Indeed, the most powerful aspect of the film throughout (at least the two episodes we’ve seen so far) is its dramatization of just what it’s like to live under occupation, and under an absolutely ruthless occupation at that. At any moment you can be picked up by police or just shot on the street, which might be preferable because if they arrest you they will bring you to a place where you’ll be tortured and ordered to give “information” about the Resistance whether you have any or not. After (the real) World War II, the governments and populations of France, the Netherlands and other countries that had come under Nazi rule tended to see people’s lives under the occupations as either black or white, either collaborator or resister, when I suspect the vast majority of people neither collaborated nor resisted but simply survived, stayed out of trouble as much as they could, maybe went along with the regime to an extent simply to make more money and advance their careers, but never really cared one way or another and gave up being concerned about politics because the risks were too great. That’s certainly the way most of the people in The Man in the High Castle behave, and the filmmakers (the first episode, “The New World,” was directed by David Semel from a script by Frank Spotnitz, and the second, “Sunrise,” was also scripted by Spotnitz but directed by Daniel Percival) do an excellent job of capturing the sheer arbitrariness of absolute authority, the extent to which your life becomes like walking on eggshells because you never know just what innocuous-seeming thing you might do to catch the attention -- and the wrath -- of the authorities.

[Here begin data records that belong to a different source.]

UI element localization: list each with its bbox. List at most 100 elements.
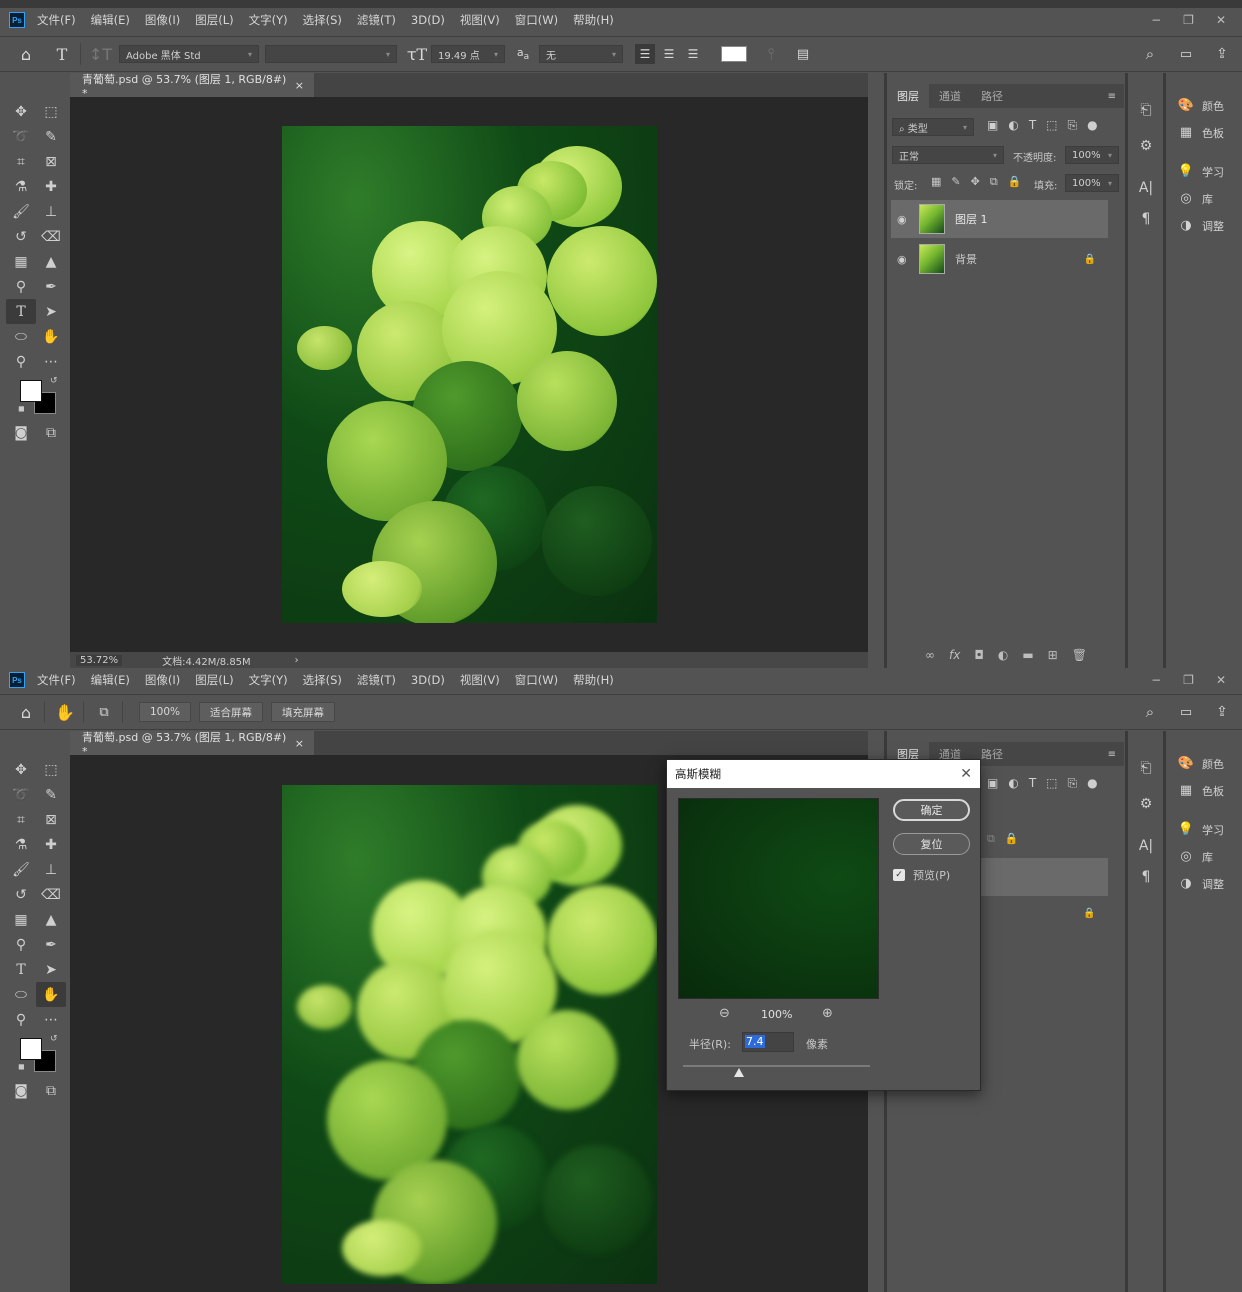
home-icon[interactable]: ⌂ bbox=[16, 703, 36, 722]
crop-tool-icon[interactable]: ⌗ bbox=[6, 807, 36, 832]
zoom-100-button[interactable]: 100% bbox=[139, 702, 192, 722]
filter-shape-icon[interactable]: ⬚ bbox=[1046, 776, 1057, 791]
filter-type-icon[interactable]: T bbox=[1029, 118, 1036, 133]
path-select-icon[interactable]: ➤ bbox=[36, 299, 66, 324]
panel-swatches[interactable]: ▦ 色板 bbox=[1166, 777, 1242, 804]
menu-view[interactable]: 视图(V) bbox=[460, 672, 500, 688]
panel-swatches[interactable]: ▦ 色板 bbox=[1166, 119, 1242, 146]
delete-layer-icon[interactable]: 🗑 bbox=[1072, 648, 1087, 662]
menu-window[interactable]: 窗口(W) bbox=[515, 672, 558, 688]
radius-input[interactable]: 7.4 bbox=[742, 1032, 794, 1052]
doc-tab[interactable]: 青葡萄.psd @ 53.7% (图层 1, RGB/8#) * × bbox=[70, 73, 314, 100]
lock-all-icon[interactable]: 🔒 bbox=[1008, 175, 1022, 189]
radius-slider-track[interactable] bbox=[683, 1065, 870, 1067]
marquee-tool-icon[interactable]: ⬚ bbox=[36, 99, 66, 124]
zoom-tool-icon[interactable]: ⚲ bbox=[6, 1007, 36, 1032]
blur-preview[interactable] bbox=[678, 798, 879, 999]
menu-3d[interactable]: 3D(D) bbox=[411, 673, 445, 687]
panel-learn[interactable]: 💡 学习 bbox=[1166, 816, 1242, 843]
share-icon[interactable]: ⇪ bbox=[1212, 704, 1232, 720]
menu-select[interactable]: 选择(S) bbox=[303, 12, 342, 28]
panel-adjust[interactable]: ◑ 调整 bbox=[1166, 212, 1242, 239]
hand-tool-icon[interactable]: ✋ bbox=[36, 324, 66, 349]
menu-view[interactable]: 视图(V) bbox=[460, 12, 500, 28]
doc-tab[interactable]: 青葡萄.psd @ 53.7% (图层 1, RGB/8#) * × bbox=[70, 731, 314, 758]
align-left-icon[interactable]: ☰ bbox=[635, 44, 655, 64]
zoom-in-icon[interactable]: ⊕ bbox=[822, 1006, 833, 1021]
status-zoom[interactable]: 53.72% bbox=[76, 654, 123, 666]
ellipse-tool-icon[interactable]: ⬭ bbox=[6, 982, 36, 1007]
panel-color[interactable]: 🎨 颜色 bbox=[1166, 92, 1242, 119]
panel-adjust[interactable]: ◑ 调整 bbox=[1166, 870, 1242, 897]
menu-type[interactable]: 文字(Y) bbox=[249, 672, 288, 688]
tab-channels[interactable]: 通道 bbox=[929, 84, 971, 108]
properties-icon[interactable]: ⚙ bbox=[1128, 128, 1164, 164]
menu-3d[interactable]: 3D(D) bbox=[411, 13, 445, 27]
menu-file[interactable]: 文件(F) bbox=[37, 12, 76, 28]
blend-mode-select[interactable]: 正常 ▾ bbox=[892, 146, 1004, 164]
healing-tool-icon[interactable]: ✚ bbox=[36, 174, 66, 199]
tab-layers[interactable]: 图层 bbox=[887, 84, 929, 108]
lock-all-icon[interactable]: 🔒 bbox=[1005, 832, 1019, 846]
new-layer-icon[interactable]: ⊞ bbox=[1048, 648, 1058, 662]
lasso-tool-icon[interactable]: ➰ bbox=[6, 782, 36, 807]
menu-help[interactable]: 帮助(H) bbox=[573, 12, 614, 28]
foreground-color-swatch[interactable] bbox=[20, 380, 42, 402]
panel-learn[interactable]: 💡 学习 bbox=[1166, 158, 1242, 185]
warp-text-icon[interactable]: ⫯ bbox=[761, 44, 781, 64]
filter-adjust-icon[interactable]: ◐ bbox=[1008, 118, 1018, 133]
doc-tab-close-icon[interactable]: × bbox=[295, 79, 304, 92]
menu-filter[interactable]: 滤镜(T) bbox=[357, 12, 396, 28]
panel-menu-icon[interactable]: ≡ bbox=[1108, 91, 1116, 102]
reset-button[interactable]: 复位 bbox=[893, 833, 970, 855]
menu-edit[interactable]: 编辑(E) bbox=[91, 672, 130, 688]
character-panel-icon[interactable]: ▤ bbox=[793, 47, 813, 62]
menu-window[interactable]: 窗口(W) bbox=[515, 12, 558, 28]
gradient-tool-icon[interactable]: ▦ bbox=[6, 249, 36, 274]
crop-tool-icon[interactable]: ⌗ bbox=[6, 149, 36, 174]
search-icon[interactable]: ⌕ bbox=[1140, 703, 1160, 721]
ellipse-tool-icon[interactable]: ⬭ bbox=[6, 324, 36, 349]
pen-tool-icon[interactable]: ✒ bbox=[36, 274, 66, 299]
panel-library[interactable]: ◎ 库 bbox=[1166, 185, 1242, 212]
filter-pixel-icon[interactable]: ▣ bbox=[987, 776, 998, 791]
type-tool-preset-icon[interactable]: T bbox=[52, 45, 72, 64]
layer-row[interactable]: ◉ 图层 1 bbox=[891, 200, 1108, 238]
lock-transparency-icon[interactable]: ▦ bbox=[931, 175, 941, 189]
screen-mode-icon[interactable]: ⧉ bbox=[36, 420, 66, 445]
stamp-tool-icon[interactable]: ⊥ bbox=[36, 199, 66, 224]
font-style-select[interactable]: ▾ bbox=[265, 45, 397, 63]
zoom-tool-icon[interactable]: ⚲ bbox=[6, 349, 36, 374]
menu-edit[interactable]: 编辑(E) bbox=[91, 12, 130, 28]
link-layers-icon[interactable]: ∞ bbox=[925, 648, 935, 662]
pen-tool-icon[interactable]: ✒ bbox=[36, 932, 66, 957]
restore-button[interactable]: ❐ bbox=[1183, 13, 1194, 27]
share-icon[interactable]: ⇪ bbox=[1212, 46, 1232, 62]
home-icon[interactable]: ⌂ bbox=[16, 45, 36, 64]
fill-input[interactable]: 100% ▾ bbox=[1065, 174, 1119, 192]
panel-library[interactable]: ◎ 库 bbox=[1166, 843, 1242, 870]
menu-help[interactable]: 帮助(H) bbox=[573, 672, 614, 688]
scroll-all-windows-icon[interactable]: ⧉ bbox=[94, 705, 114, 720]
fx-icon[interactable]: fx bbox=[949, 648, 960, 662]
more-tools-icon[interactable]: ⋯ bbox=[36, 1007, 66, 1032]
font-size-select[interactable]: 19.49 点 ▾ bbox=[431, 45, 505, 63]
blur-tool-icon[interactable]: ▲ bbox=[36, 249, 66, 274]
lock-artboard-icon[interactable]: ⧉ bbox=[990, 175, 998, 189]
ok-button[interactable]: 确定 bbox=[893, 799, 970, 821]
history-brush-icon[interactable]: ↺ bbox=[6, 224, 36, 249]
eyedropper-tool-icon[interactable]: ⚗ bbox=[6, 832, 36, 857]
checkbox-checked-icon[interactable]: ✓ bbox=[893, 869, 905, 881]
lasso-tool-icon[interactable]: ➰ bbox=[6, 124, 36, 149]
opacity-input[interactable]: 100% ▾ bbox=[1065, 146, 1119, 164]
anti-alias-select[interactable]: 无 ▾ bbox=[539, 45, 623, 63]
quick-select-tool-icon[interactable]: ✎ bbox=[36, 782, 66, 807]
foreground-color-swatch[interactable] bbox=[20, 1038, 42, 1060]
dodge-tool-icon[interactable]: ⚲ bbox=[6, 932, 36, 957]
filter-smart-icon[interactable]: ⎘ bbox=[1068, 118, 1078, 133]
text-orientation-icon[interactable]: ↕T bbox=[89, 45, 112, 64]
filter-pixel-icon[interactable]: ▣ bbox=[987, 118, 998, 133]
filter-adjust-icon[interactable]: ◐ bbox=[1008, 776, 1018, 791]
filter-toggle-icon[interactable]: ● bbox=[1087, 118, 1097, 133]
tab-paths[interactable]: 路径 bbox=[971, 84, 1013, 108]
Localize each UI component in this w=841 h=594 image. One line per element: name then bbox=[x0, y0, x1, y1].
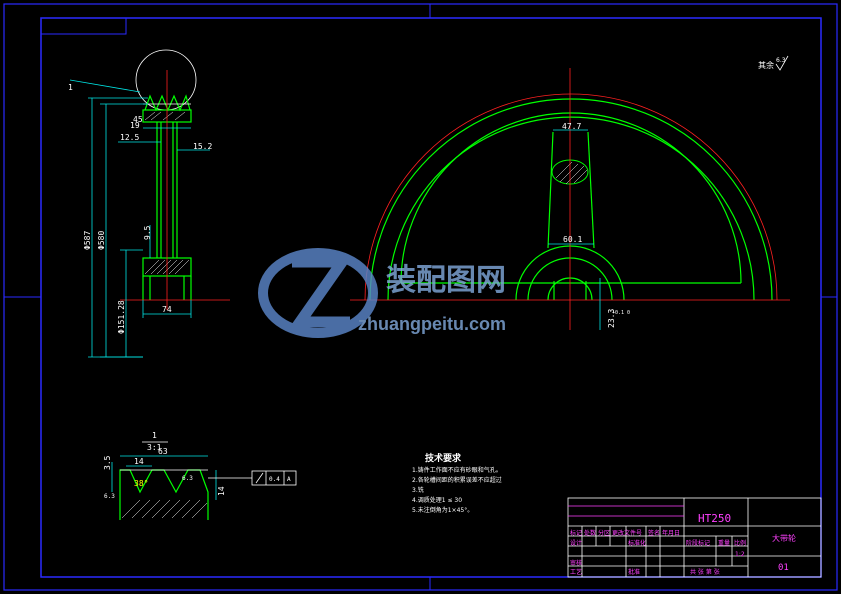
tb-craft: 工艺 bbox=[570, 568, 582, 576]
corner-box bbox=[40, 17, 127, 35]
tb-mark: 标记 bbox=[570, 529, 582, 537]
leader-label: 1 bbox=[68, 83, 73, 92]
tb-scale: 比例 bbox=[734, 539, 746, 547]
detail-scale-num: 1 bbox=[152, 431, 157, 440]
technical-requirements: 技术要求 1.铸件工作面不应有砂眼和气孔。 2.各轮槽间距的积累误差不应超过 3… bbox=[412, 452, 502, 514]
tb-part-name: 大带轮 bbox=[772, 533, 796, 543]
tb-checker: 审核 bbox=[570, 559, 582, 567]
tech-title: 技术要求 bbox=[425, 452, 462, 464]
tech-line-3: 3.铣 bbox=[412, 486, 424, 494]
detail-dim-14: 14 bbox=[134, 457, 144, 466]
tech-line-2: 2.各轮槽间距的积累误差不应超过 bbox=[412, 476, 502, 484]
tb-code: 01 bbox=[778, 563, 789, 573]
detail-angle-38: 38° bbox=[134, 479, 148, 488]
title-block: 标记 处数 分区 更改文件号 签名 年月日 设计 标准化 阶段标记 重量 比例 … bbox=[567, 497, 822, 578]
tolerance-value: 0.4 bbox=[269, 476, 280, 483]
dim-spoke-top: 47.7 bbox=[562, 122, 581, 131]
dim-12-5: 12.5 bbox=[120, 133, 139, 142]
detail-dim-14-right: 14 bbox=[217, 486, 226, 496]
detail-pitch-63: 63 bbox=[158, 447, 168, 456]
watermark-cn: 装配图网 bbox=[386, 263, 506, 298]
tech-line-4: 4.调质处理1 ≤ 30 bbox=[412, 496, 462, 504]
tb-stage-mark: 阶段标记 bbox=[686, 539, 710, 547]
dim-dia-587: Φ587 bbox=[83, 231, 92, 250]
dim-19: 19 bbox=[130, 121, 140, 130]
tb-std: 标准化 bbox=[628, 539, 646, 547]
tech-line-5: 5.未注倒角为1×45°。 bbox=[412, 506, 473, 514]
tb-approve: 批准 bbox=[628, 568, 640, 576]
tech-line-1: 1.铸件工作面不应有砂眼和气孔。 bbox=[412, 466, 502, 474]
dim-15-2: 15.2 bbox=[193, 142, 212, 151]
cad-drawing: 1 45 19 12.5 15.2 9.5 74 Φ587 Φ580 Φ151.… bbox=[3, 3, 838, 591]
dim-dia-151-28: Φ151.28 bbox=[117, 300, 126, 334]
tb-sheets: 共 张 第 张 bbox=[690, 568, 720, 576]
groove-detail-view: 1 3:1 63 14 3.5 38° 14 6.3 6.3 0.4 A bbox=[103, 431, 297, 520]
detail-roughness-left: 6.3 bbox=[104, 493, 115, 500]
tb-count: 处数 bbox=[584, 529, 596, 537]
dim-bottom-width: 74 bbox=[162, 305, 172, 314]
tb-date: 年月日 bbox=[662, 529, 680, 537]
tb-scale-val: 1:2 bbox=[735, 551, 745, 558]
detail-dim-3-5: 3.5 bbox=[103, 455, 112, 470]
tolerance-datum: A bbox=[287, 476, 291, 483]
side-section-view: 1 45 19 12.5 15.2 9.5 74 Φ587 Φ580 Φ151.… bbox=[68, 49, 230, 358]
tb-change-doc: 更改文件号 bbox=[612, 529, 642, 537]
detail-roughness-right: 6.3 bbox=[182, 475, 193, 482]
dim-dia-580: Φ580 bbox=[97, 231, 106, 250]
tb-designer: 设计 bbox=[570, 539, 582, 547]
watermark-en: zhuangpeitu.com bbox=[358, 314, 506, 334]
tb-sign: 签名 bbox=[648, 529, 660, 537]
tb-zone: 分区 bbox=[598, 529, 610, 537]
surface-finish-note: 其余 6.3 bbox=[758, 55, 789, 71]
watermark: 装配图网 zhuangpeitu.com bbox=[258, 248, 506, 338]
dim-9-5: 9.5 bbox=[143, 225, 152, 240]
dim-hub-key-tol: +0.1 0 bbox=[612, 310, 630, 316]
dim-spoke-bottom: 60.1 bbox=[563, 235, 582, 244]
tb-weight: 重量 bbox=[718, 539, 730, 547]
surface-note-label: 其余 bbox=[758, 60, 774, 70]
tb-material: HT250 bbox=[698, 512, 731, 525]
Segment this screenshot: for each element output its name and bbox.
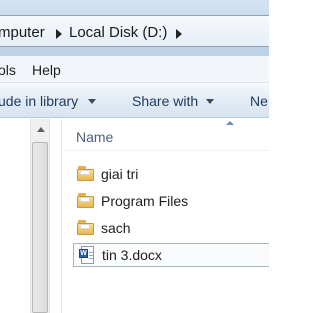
file-name: sach [101,220,131,236]
file-name: giai tri [101,166,139,182]
header-divider [64,150,269,151]
breadcrumb-local-disk[interactable]: Local Disk (D:) [69,24,167,41]
list-item-tin-3-docx[interactable]: W tin 3.docx [73,243,269,267]
folder-icon [77,193,95,209]
menu-help[interactable]: Help [32,62,61,78]
breadcrumb-arrow-icon[interactable] [56,29,62,39]
file-name: tin 3.docx [102,247,162,263]
list-item-giai-tri[interactable]: giai tri [73,163,269,187]
chevron-down-icon[interactable] [206,99,214,104]
word-document-icon: W [79,246,95,265]
folder-icon [77,166,95,182]
scroll-up-arrow-icon[interactable] [37,127,45,132]
chevron-down-icon[interactable] [88,99,96,104]
list-item-sach[interactable]: sach [73,217,269,241]
include-in-library-button[interactable]: ude in library [0,93,78,109]
explorer-window: mputer Local Disk (D:) ols Help ude in l… [0,0,269,313]
share-with-button[interactable]: Share with [132,93,198,109]
menu-tools[interactable]: ols [0,62,16,78]
column-header-name[interactable]: Name [76,129,113,145]
folder-icon [77,220,95,236]
breadcrumb-arrow-icon[interactable] [176,29,182,39]
list-item-program-files[interactable]: Program Files [73,190,269,214]
new-folder-button[interactable]: Ne [250,93,268,109]
breadcrumb-computer[interactable]: mputer [0,24,45,41]
file-name: Program Files [101,193,189,209]
scrollbar-thumb[interactable] [32,142,48,313]
sort-ascending-icon [226,121,234,125]
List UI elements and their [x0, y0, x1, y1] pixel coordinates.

What I found missing in The Man in the High Castle was any sense of the wild, paranoid world you usually enter when you read a Philip K. Dick novel. I’ve never read The Man in the High Castle, but I’ve read enough Dick to know what his world feels like and the sort of style a filmmaker should bring to it. I’m not necessarily suggesting that every movie based on a story by Philip K. Dick should be shot like Blade Runner (the movie, ironically made the year Dick died -- 1982 -- that established that his works were filmable), but Ridley Scott managed to create a cinematic equivalent to Dick’s writing style and make a movie that was as seemingly off-kilter and thematically elusive as Dick’s prose. It’s the same flaw I’ve found in most of the movies based on works by F. Scott Fitzgerald (ironically, Orson Welles’ The Magnificent Ambersons came closer to a filmic equivalent of Fitzgerald’s prose style than any of the films I’ve seen that actually adapted Fitzgerald, partly because of Welles’ gifts as a filmmaker and partly because the Ambersons source novel was written by Booth Tarkington, a writer who was a major influence on Fitzgerald): filmmakers can tell certain writers’ stories but finding a cinematic equivalent to these authors’ unique voices eludes them. Still, I quite liked the first two episodes of The Man in the High Castle and look forward to watching more of them -- if only they don’t keep glitching out!